Na mente desses indivíduos, a concorrência também assume necessariamente um
papel equivocado por completo. Se os limites do valor e do mais-valor estão
dados, é fácil vislumbrar como a concorrência dos capitais transforma valores
em preços de produção e, mais ainda, em preços comerciais, e o mais-valor em
lucro médio. Sem esses limites, porém, é absolutamente impossível vislumbrar por
que a concorrência reduz a taxa geral de lucro a esse limite, em vez de àquele
outro – a 15%, em vez de a 1.500%. No máximo, ela pode reduzi-la a certo
nível. Mas nela não há absolutamente nenhum elemento que permita determinar
esse nível.”
[41]
Uma afirmação muito ingênua, mas ao mesmo tempo bastante exata: “Sem dúvida,
também o fato de que a mesma mercadoria possa ser obtida de diferentes
vendedores a preços bastante divergentes se deve muito frequentemente a um
cálculo incorreto” ([Friedrich Ernst] Feller e [Carl Gustav] Odermann, Das
Ganze der kaufmännischen Arithmetik, [7. ed., Leipzig, O. A. Schulz,],
1859) [p. 451]. O que demonstra até que ponto a determinação dos preços é algo
puramente teórico, abstrato.
“Em seus primórdios, o capital comercial é meramente o movimento mediador
entre extremos que ele não domina e entre pressupostos que ele não cria.

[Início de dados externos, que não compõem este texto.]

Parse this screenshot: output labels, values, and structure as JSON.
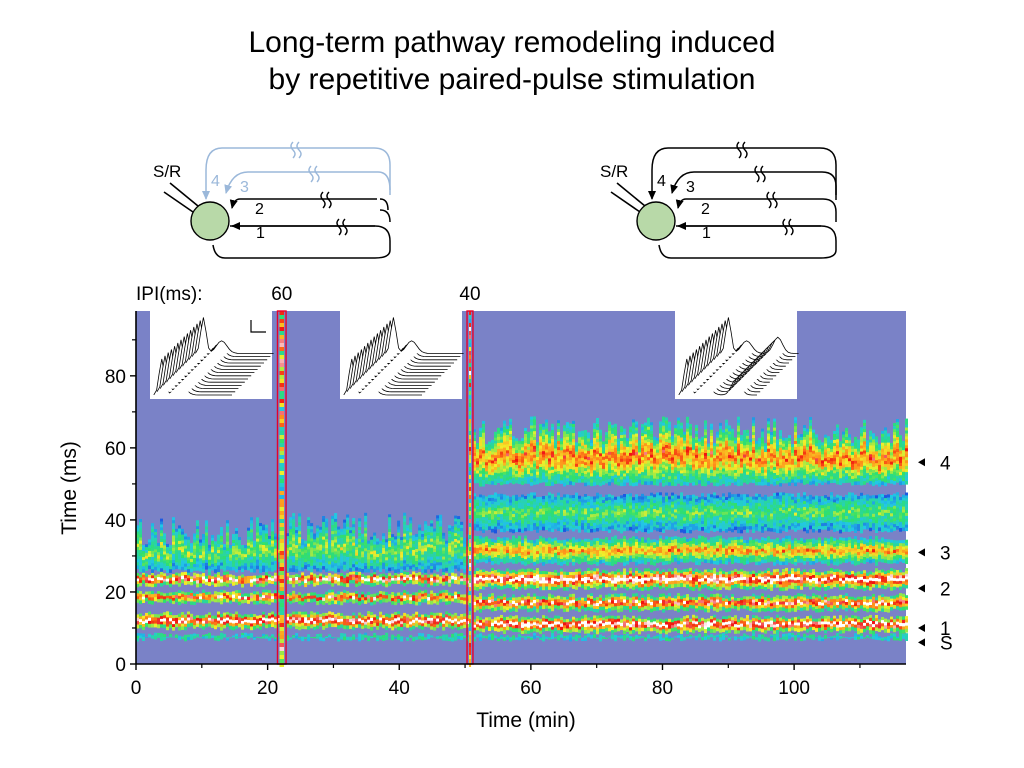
{
  "title_line1": "Long-term pathway remodeling induced",
  "title_line2": "by repetitive paired-pulse stimulation",
  "diagram_left": {
    "sr_label": "S/R",
    "pathway_labels": [
      "1",
      "2",
      "3",
      "4"
    ],
    "inactive_color": "#9bb8da"
  },
  "diagram_right": {
    "sr_label": "S/R",
    "pathway_labels": [
      "1",
      "2",
      "3",
      "4"
    ]
  },
  "ipi": {
    "label": "IPI(ms):",
    "values": [
      "60",
      "40"
    ]
  },
  "colors": {
    "background": "#7a82c7",
    "neuron_fill": "#b8d9a8",
    "stim_box": "#e8002a"
  },
  "chart_data": {
    "type": "heatmap",
    "title": "",
    "xlabel": "Time (min)",
    "ylabel": "Time (ms)",
    "xlim": [
      0,
      117
    ],
    "ylim": [
      0,
      98
    ],
    "x_ticks": [
      "0",
      "20",
      "40",
      "60",
      "80",
      "100"
    ],
    "x_tick_values": [
      0,
      20,
      40,
      60,
      80,
      100
    ],
    "y_ticks": [
      "0",
      "20",
      "40",
      "60",
      "80"
    ],
    "y_tick_values": [
      0,
      20,
      40,
      60,
      80
    ],
    "grid": false,
    "stimulation_windows": [
      {
        "ipi_ms": 60,
        "start_min": 21.5,
        "end_min": 22.8
      },
      {
        "ipi_ms": 40,
        "start_min": 50.3,
        "end_min": 51.2
      }
    ],
    "response_bands": [
      {
        "label": "S",
        "latency_ms": 6
      },
      {
        "label": "1",
        "latency_ms": 10
      },
      {
        "label": "2",
        "latency_ms": 21
      },
      {
        "label": "3",
        "latency_ms": 31
      },
      {
        "label": "4",
        "latency_ms": 56
      }
    ],
    "segments": [
      {
        "start_min": 0,
        "end_min": 21.5,
        "bands_ms": [
          [
            7,
            8
          ],
          [
            10,
            14
          ],
          [
            17,
            20
          ],
          [
            22,
            25
          ],
          [
            26,
            37
          ]
        ],
        "intensity": [
          0.45,
          1.0,
          0.85,
          0.95,
          0.5
        ]
      },
      {
        "start_min": 22.8,
        "end_min": 50.3,
        "bands_ms": [
          [
            7,
            8
          ],
          [
            10,
            14
          ],
          [
            17,
            20
          ],
          [
            22,
            25
          ],
          [
            26,
            38
          ]
        ],
        "intensity": [
          0.45,
          1.0,
          0.85,
          0.95,
          0.5
        ]
      },
      {
        "start_min": 51.2,
        "end_min": 117,
        "bands_ms": [
          [
            7,
            8
          ],
          [
            9,
            13
          ],
          [
            15,
            19
          ],
          [
            21,
            26
          ],
          [
            28,
            35
          ],
          [
            37,
            47
          ],
          [
            50,
            65
          ]
        ],
        "intensity": [
          0.45,
          1.0,
          0.9,
          1.0,
          0.7,
          0.45,
          0.75
        ]
      }
    ]
  }
}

Assim como o dinheiro surge da
mera forma da circulação de mercadorias – M-D-M – não só como medida do valor e
meio de circulação, mas como forma absoluta da mercadoria e, com isso, da
riqueza, como tesouro, de tal maneira que sua conservação e seu crescimento
como dinheiro se transformam num fim em si mesmo, assim também o dinheiro, o
tesouro, surge da mera forma de circulação do capital comercial – D-M-D’ – como
algo que se conserva e se multiplica por mera alienação.

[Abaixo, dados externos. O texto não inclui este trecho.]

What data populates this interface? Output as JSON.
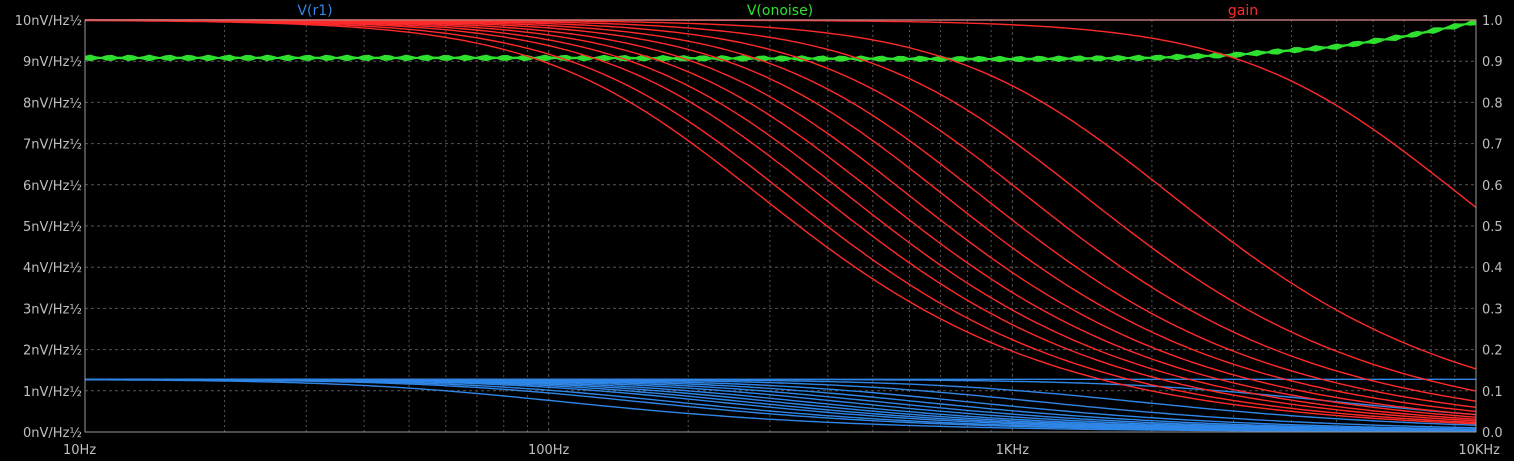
{
  "chart_data": {
    "type": "line",
    "x_scale": "log",
    "xlim": [
      10,
      10000
    ],
    "x_ticks": [
      {
        "value": 10,
        "label": "10Hz"
      },
      {
        "value": 100,
        "label": "100Hz"
      },
      {
        "value": 1000,
        "label": "1KHz"
      },
      {
        "value": 10000,
        "label": "10KHz"
      }
    ],
    "y_left": {
      "lim": [
        0,
        10
      ],
      "tick_values": [
        0,
        1,
        2,
        3,
        4,
        5,
        6,
        7,
        8,
        9,
        10
      ],
      "tick_labels": [
        "0nV/Hz½",
        "1nV/Hz½",
        "2nV/Hz½",
        "3nV/Hz½",
        "4nV/Hz½",
        "5nV/Hz½",
        "6nV/Hz½",
        "7nV/Hz½",
        "8nV/Hz½",
        "9nV/Hz½",
        "10nV/Hz½"
      ]
    },
    "y_right": {
      "lim": [
        0,
        1
      ],
      "tick_values": [
        0,
        0.1,
        0.2,
        0.3,
        0.4,
        0.5,
        0.6,
        0.7,
        0.8,
        0.9,
        1.0
      ],
      "tick_labels": [
        "0.0",
        "0.1",
        "0.2",
        "0.3",
        "0.4",
        "0.5",
        "0.6",
        "0.7",
        "0.8",
        "0.9",
        "1.0"
      ]
    },
    "grid": true,
    "colors": {
      "background": "#000000",
      "axes": "#9a9a9a",
      "grid": "#555555",
      "tick_text": "#bfbfbf",
      "r1": "#2f86e6",
      "onoise": "#2fe02f",
      "gain": "#ff2a2a"
    },
    "series": [
      {
        "name": "V(r1)",
        "axis": "left",
        "color": "#2f86e6",
        "kind": "lowpass_family",
        "dc_level": 1.28,
        "corner_hz": [
          75,
          110,
          130,
          160,
          185,
          215,
          250,
          300,
          360,
          440,
          560,
          800,
          1300,
          3500,
          1000000
        ]
      },
      {
        "name": "V(onoise)",
        "axis": "left",
        "color": "#2fe02f",
        "kind": "noise_family",
        "floor_nv": 9.0,
        "x": [
          10,
          100,
          200,
          500,
          1000,
          2000,
          3000,
          5000,
          7000,
          10000
        ],
        "y": [
          9.08,
          9.08,
          9.07,
          9.06,
          9.05,
          9.08,
          9.15,
          9.35,
          9.6,
          9.95
        ]
      },
      {
        "name": "gain",
        "axis": "right",
        "color": "#ff2a2a",
        "kind": "lowpass_family",
        "dc_level": 1.0,
        "corner_hz": [
          200,
          230,
          270,
          310,
          360,
          420,
          500,
          600,
          750,
          1000,
          1550,
          6500,
          1000000
        ]
      }
    ]
  }
}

Os povos comerciantes da Antiguidade
existiam nos intermúndios, como os deuses de Epicuro* ou, seria possível dizer
ainda, como os judeus nos poros da sociedade polonesa. O comércio das primeiras
cidades e dos povos comerciais independentes e altamente desenvolvidos se
baseava, como puro comércio de transporte de mercadorias, na barbárie dos povos
produtores, entre os quais atuavam como intermediários.
Nos estágios iniciais da
sociedade capitalista, o comércio domina a indústria; na sociedade moderna,
ocorre o inverso. Naturalmente, o comércio exercerá um efeito retroativo maior
ou menor sobre as comunidades entre as quais ele se desenvolve e submeterá cada
vez mais a produção ao valor de troca, fazendo com que os desfrutes e a
subsistência dependam mais da venda que do uso direto do produto. Desse modo,
ele dissolve as antigas relações e incrementa a circulação monetária. Ele não
se limita mais a apoderar-se do excedente da produção, mas devora paulatinamente
a própria produção, fazendo com que ramos inteiros desta última passem a estar
sujeitos a ele. No entanto, esse efeito dissolvente depende muito da natureza
da comunidade produtora.
Por todo o tempo em que o capital
comercial medeia a troca de produtos de comunidades não desenvolvidas, o lucro
comercial não só aparece como logro e vantagem abusiva, mas, em grande parte,
resulta realmente destes últimos. Além de explorar a diferença entre os preços
de produção de diferentes países (contribuindo, assim, para nivelar e fixar os
valores das mercadorias), aqueles modos de produção contam com o fato de que o
capital comercial se apropria de uma parte predominante do mais-produto, por um
lado, como intermediário entre comunidades cuja produção ainda se encontra fundamentalmente
orientada para o valor de uso e para cuja organização econômica a venda da
parte do produto que entra realmente na circulação – isto é, em geral, a venda
dos produtos por seu valor – tem uma importância secundária; por outro lado,
pelo fato de que naqueles modos de produção mais antigos os principais
possuidores do mais-produto, com os quais o comerciante negocia – o
proprietário de escravos, o senhor feudal e o Estado (por exemplo, o déspota
oriental) –, representam a riqueza fruitiva que o comerciante busca abocanhar,
como já pressentira corretamente Adam Smith com relação à época feudal, na
passagem citada. Portanto, onde quer que o capital comercial exerça um poder
preponderante, ele constitui um sistema de saqueio[48],
do mesmo modo que seu desenvolvimento nos povos comerciantes, tanto dos tempos
antigos como dos mais recentes, vincula-se diretamente à pilhagem violenta, à
pirataria, ao roubo de escravos e ao subjugamento nas colônias; assim foi em
Cartago, em Roma e, mais tarde, entre venezianos, portugueses, holandeses etc.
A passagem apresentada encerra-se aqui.